A year ago I wrote that we were "in a great fight for the future of American democracy. Nothing less." As 2023 starts there is reason for hope.
2021 had begun with an insurrection. One-third of Americans rejected, without evidence, the results of the presidential election. Legislatures in several states were engaging in deliberate sabotage of future elections. Threats of violence chased election officials from their jobs and, in some cases, their homes.
Congress failed to act. Voting rights legislation passed the House and was supported by a majority in the Senate. It would have been the most important civil rights bill in years. But two senators refused to change the filibuster, and the bill failed.
If 2021 was a year American democracy stumbled, in 2022 it regained its footing.
But that was not the end of the story. In 2022, the forces of American democracy rallied.
Election officials, working with law enforcement and groups including the Brennan Center for Justice, were ready for disruption. But the midterm elections were smooth, fair, and calm—dare I say it, normal.
Election deniers were running to seize control of the machinery and set the terms of the 2024 election, running in battleground states for secretary of state or governor. Every one of them lost. Many ran behind other members of their ticket. An example: thousands of Nevadans supported the Republican candidate for governor who won but voted against the secretary of state candidate who said he would "fix" the 2024 election for Donald Trump.
In some states, voters backed innovative ballot measures. Connecticut adopted early voting. Michigan expanded early and absentee voting while improving identification requirements. Voters in Arizona by more than 70% backed curbs on dark money while rejecting a measure to impose harsher voter ID rules.
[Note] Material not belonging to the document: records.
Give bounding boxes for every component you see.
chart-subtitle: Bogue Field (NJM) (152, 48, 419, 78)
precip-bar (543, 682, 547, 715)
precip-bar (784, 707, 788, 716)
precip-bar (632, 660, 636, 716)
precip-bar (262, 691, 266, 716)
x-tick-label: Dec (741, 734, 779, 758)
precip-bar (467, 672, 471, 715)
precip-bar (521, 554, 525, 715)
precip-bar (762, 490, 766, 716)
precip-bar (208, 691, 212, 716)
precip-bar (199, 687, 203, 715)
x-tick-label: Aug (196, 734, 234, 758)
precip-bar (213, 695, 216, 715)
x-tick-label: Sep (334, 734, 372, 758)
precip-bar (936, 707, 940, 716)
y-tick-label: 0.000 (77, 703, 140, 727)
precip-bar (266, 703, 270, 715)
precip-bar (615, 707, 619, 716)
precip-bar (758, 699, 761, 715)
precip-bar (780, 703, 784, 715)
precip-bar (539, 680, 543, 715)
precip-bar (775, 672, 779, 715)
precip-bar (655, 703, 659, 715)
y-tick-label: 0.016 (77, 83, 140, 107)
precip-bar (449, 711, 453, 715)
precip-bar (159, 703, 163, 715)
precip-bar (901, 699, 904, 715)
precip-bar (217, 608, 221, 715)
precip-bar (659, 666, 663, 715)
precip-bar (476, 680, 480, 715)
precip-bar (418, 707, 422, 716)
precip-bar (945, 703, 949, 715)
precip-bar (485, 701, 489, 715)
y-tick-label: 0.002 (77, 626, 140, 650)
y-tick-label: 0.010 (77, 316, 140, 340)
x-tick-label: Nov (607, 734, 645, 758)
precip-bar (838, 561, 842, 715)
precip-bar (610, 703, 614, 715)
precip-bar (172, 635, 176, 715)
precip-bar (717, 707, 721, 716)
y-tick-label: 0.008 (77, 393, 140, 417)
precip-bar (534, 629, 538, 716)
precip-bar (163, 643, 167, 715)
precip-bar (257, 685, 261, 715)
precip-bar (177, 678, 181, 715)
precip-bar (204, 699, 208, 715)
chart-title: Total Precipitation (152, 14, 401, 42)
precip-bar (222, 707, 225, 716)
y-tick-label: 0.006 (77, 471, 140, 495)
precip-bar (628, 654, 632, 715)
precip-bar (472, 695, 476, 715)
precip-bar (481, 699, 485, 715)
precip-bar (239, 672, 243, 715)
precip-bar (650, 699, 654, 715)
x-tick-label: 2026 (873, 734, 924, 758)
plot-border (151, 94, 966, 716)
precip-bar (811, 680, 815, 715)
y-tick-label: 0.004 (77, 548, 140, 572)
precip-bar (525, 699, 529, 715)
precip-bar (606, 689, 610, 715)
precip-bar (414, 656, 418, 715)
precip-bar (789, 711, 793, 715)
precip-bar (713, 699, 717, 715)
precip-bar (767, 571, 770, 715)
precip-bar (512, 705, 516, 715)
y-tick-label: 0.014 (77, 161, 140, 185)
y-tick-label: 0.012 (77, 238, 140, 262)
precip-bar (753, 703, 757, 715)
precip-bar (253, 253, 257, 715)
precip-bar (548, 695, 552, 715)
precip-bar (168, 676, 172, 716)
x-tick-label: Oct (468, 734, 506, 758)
Last week, Congress voted to reform the fuzzily written 19th century Electoral Count Act with bipartisan support. The same bill included funding to upgrade election infrastructure and protect election officials. It's not enough, but it will make a difference.
And throughout the year the January 6 committee showed that Donald Trump's Big Lie was a knowing lie.
If 2021 was a year American democracy stumbled, in 2022 it regained its footing. Yes, there's a terrifying election denial movement. But there's a democracy movement, too, diverse and strong and growing.
Our democracy continues to face extraordinary pressure.
The U.S. Supreme Court is deciding whether to undermine traditional checks and balances in American elections. Moore v. Harper will say whether state legislatures can gerrymander, suppress votes, and engage in election sabotage free from the constraints of their governors, courts, and state constitutions.
Since the court gutted the Voting Rights Act in 2013, the racial turnout gap has widened in many states. In Georgia, while white voter turnout increased between 2018 and 2022, nonwhite voter turnout went down. This year the overall gap in turnout between white and nonwhite voters was 8.6 percentage points, 50% higher than in the last two midterms. We can't say definitively why, but Georgia Senate Bill 202, which raised barriers to voting, is a prime suspect.
Big money plays a growing corrosive role. It threatens to overwhelm the encouraging rise of small donors. In the 2022 congressional races, the 100 largest donors collectively spent 60% more than every single small donor (those giving $200 or less) combined.
So, in 2023 and 2024, we have much to do.
Congress cannot relent in the drive to set national baseline standards and restore the Voting Rights Act. The measure failed last year, but it will prevail. Reformers must hold the flag high.
States can move forward with the next generation of reforms. As the New York Timesreported yesterday, there are renewed efforts for automatic voter registration—a reform first proposed by the Brennan Center—and other positive ways to bolster participation.
We can do more to take on the role of big money. A ray of hope: New York just implemented its statewide small donor public financing system, the most important response to Citizens United anywhere in the country.
And there's a growing drive for accountability of the U.S. Supreme Court itself. An 18-year term limit for justices is an idea with surprisingly wide bipartisan support. And the need for a binding ethics code for the court is more evident every day.
I'm optimistic. Voters care—especially the small but critical bloc of swing voters. An October poll showed that 70% of Americans considered the future of our democracy an important factor for their vote.
Throughout most of the country's history, candidates and causes have debated these very issues of power and voice. In the age of Trump those who want to tear down our democracy have been on the march. Now citizens of all parties who want to defend our democracy and make it work for all are on the march, too.
The fight for democracy is at the center of American politics, where it belongs. In 2023 let's keep it there.